Wednesday, February 1, 2012

a post i never posted

below is a blog post i started this past SUMMER, in 2011.
[you know how God can be pretty persistent when He wants your attention on something? i find He's getting especially persistent when He starts using mutliple media :) It starts with a thought. but it's easy to ignore a "thought" or rationalize that it might have been my idea not God's. then i'll hear something on the radio or that very day's devotion will be on the subject, then i KNOW it was God's idea all along, and i have to smile because He loves me enough to orchestrate these circumstances.
so that brings us to today. i'll just be real. i love the internet- shopping, pinterest, blogs, facebook, googlin' stuff- i love it. and i wake up about 20-40 minutes before my children sometimes less, but i will hop on my laptop and read a few blogs i like or look at things in that time. but last fall [that would be fall 2010] i first had the thought that maybe i should give that precious time to God. it wasn't that i didn't have quiet time, i do my quiet time at nap time because it's longer. so i thought, no i'll keep doing what i want to do. but the thought would come again, and again and i would enjoy my computer time less and less because i felt like i was cheating God so to speak. a couple of mornings i did read my Bible and pray, but i never stuck with it, rationalizing that i was having quiet time later. well, i had the thought this morning so i got up and i read my Bible and prayed a little. later i saw the title for a daily devotion i get via email by nancy leigh demoss. it said "starting your day with God"  and i got it. i laughed to myself and said, well that does it, from now on i'm starting my day with God
i don't think there's anything inherently wrong with the internet or the things i look at, but God is asking me to give Him the firstfruits of my day. almost as a safeguard, because sometimes we have company or i have tasks around the house that have to be done right then and quiet time might get drastically reduced or squeezed out altogether.]
PRESENT DAY: so how's that going you might ask? well...i'm sad to say i again did not stick with it. i continued my 'mid-day quiet time' but did not consistently give God the firstfruits of my day. then monday i decided i would. and then everything went wrong. not wrong bad, just wrong not how i planned it. but i just thought to myself, that is ok. this day is covered in prayer and i'm not going to worry about it or let the devil steal my joy. and all day i felt confident in my choices and actions because i consulted the Acient of Days before i started my day. now i'm hoping since its 'out there' in blogland that it will make me accountable and i'll be disciplined in my early morning prayer. what do i pray? i'm glad you asked. right now, i simply bow my knee to the One True God and thank Him for His son Jesus.
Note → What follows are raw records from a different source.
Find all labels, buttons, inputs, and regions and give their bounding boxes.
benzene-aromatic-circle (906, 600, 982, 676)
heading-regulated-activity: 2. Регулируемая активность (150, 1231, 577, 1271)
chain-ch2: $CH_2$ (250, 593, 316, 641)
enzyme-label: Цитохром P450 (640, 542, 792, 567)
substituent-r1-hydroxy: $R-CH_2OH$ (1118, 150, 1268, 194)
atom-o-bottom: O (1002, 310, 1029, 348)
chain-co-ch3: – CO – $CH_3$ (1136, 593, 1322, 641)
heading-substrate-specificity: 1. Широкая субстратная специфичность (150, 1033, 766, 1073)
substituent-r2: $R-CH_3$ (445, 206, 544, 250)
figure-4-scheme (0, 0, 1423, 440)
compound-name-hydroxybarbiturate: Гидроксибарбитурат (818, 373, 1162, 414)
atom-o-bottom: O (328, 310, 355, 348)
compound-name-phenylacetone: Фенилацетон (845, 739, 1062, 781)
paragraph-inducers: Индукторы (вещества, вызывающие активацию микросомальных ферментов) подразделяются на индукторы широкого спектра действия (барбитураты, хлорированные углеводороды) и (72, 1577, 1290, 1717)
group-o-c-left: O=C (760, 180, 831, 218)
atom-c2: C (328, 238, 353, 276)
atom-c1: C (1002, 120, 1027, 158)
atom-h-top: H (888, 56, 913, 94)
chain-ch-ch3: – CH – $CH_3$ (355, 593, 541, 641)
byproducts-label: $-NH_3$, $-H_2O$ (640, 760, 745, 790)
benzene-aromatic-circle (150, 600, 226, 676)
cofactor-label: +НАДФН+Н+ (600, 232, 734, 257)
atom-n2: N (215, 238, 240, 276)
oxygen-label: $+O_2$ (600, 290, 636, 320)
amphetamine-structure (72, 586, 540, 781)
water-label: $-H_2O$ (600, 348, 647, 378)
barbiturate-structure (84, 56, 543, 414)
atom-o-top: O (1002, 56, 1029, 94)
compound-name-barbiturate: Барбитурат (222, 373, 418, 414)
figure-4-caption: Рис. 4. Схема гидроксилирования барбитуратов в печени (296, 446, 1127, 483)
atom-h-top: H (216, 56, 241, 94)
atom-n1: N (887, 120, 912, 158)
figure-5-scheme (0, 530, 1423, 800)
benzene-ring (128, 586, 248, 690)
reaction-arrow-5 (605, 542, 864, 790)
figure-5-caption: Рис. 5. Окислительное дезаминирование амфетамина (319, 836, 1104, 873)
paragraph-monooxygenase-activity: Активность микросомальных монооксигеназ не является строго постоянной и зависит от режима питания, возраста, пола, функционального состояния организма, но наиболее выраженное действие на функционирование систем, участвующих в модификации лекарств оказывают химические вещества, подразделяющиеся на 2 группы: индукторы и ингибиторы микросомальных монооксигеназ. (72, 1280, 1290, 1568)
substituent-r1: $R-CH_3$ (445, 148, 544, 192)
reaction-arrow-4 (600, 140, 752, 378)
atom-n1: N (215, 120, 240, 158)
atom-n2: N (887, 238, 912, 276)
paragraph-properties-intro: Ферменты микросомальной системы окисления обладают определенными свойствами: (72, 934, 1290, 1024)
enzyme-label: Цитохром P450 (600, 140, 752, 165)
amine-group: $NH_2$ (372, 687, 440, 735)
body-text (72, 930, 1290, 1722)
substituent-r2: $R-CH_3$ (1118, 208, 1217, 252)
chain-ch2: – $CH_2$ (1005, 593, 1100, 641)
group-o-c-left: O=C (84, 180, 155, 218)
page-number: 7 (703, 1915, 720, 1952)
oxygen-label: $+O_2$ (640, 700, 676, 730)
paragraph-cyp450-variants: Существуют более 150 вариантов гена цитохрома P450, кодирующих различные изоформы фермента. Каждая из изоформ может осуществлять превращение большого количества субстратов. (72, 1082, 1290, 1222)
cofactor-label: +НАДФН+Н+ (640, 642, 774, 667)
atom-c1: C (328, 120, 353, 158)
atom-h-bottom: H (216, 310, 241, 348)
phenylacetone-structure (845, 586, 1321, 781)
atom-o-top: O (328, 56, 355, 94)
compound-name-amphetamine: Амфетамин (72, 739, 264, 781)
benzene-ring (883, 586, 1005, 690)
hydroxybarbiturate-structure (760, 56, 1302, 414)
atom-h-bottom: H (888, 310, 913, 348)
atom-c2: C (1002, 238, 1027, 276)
I thank Jesus for loving me. i ask that he order my day according to His plan (psalm 90:12) and help me show Jesus to others. i also pray for healing for friends and loved ones.
i feel almost hypocritical even typing this because i fail every day. every day it seems i blow it one way or another. but that's the beauty of serving a God who keeps no record of wrong. every day i get to start fresh.
for some reason i'm having a hard time hitting "publish post" for fear of sounding pious or like i've got it all figured out because the Lord knows that couldn't be more false, i guess my hope is, that if anyone reading this has wished they had time for prayer or felt they didn't know where or how to start, then just know i don't either! i am just learning day by day and we can do it together! it's a discipline just like exercise or anything else that will eventually produce positive results. God will bless the time we give Him and we'll never regret a moment spent honoring Him.

2 comments:

Amy Kennedy said...

Deidre, thanks for finally posting this! I really needed to read that. It's 5:30 am and my children are still sleeping, and where am I?! Sitting at this computer during the only true quiet moment of the day in this house. Thanks for the wake up call. I know God needed me to read this this morning! Love you!

Just call me D said...

same place i was at too- spending my morning on the computer. it's a sweet little time first thing in the morning to spend it with Him. thanks for the encouragement!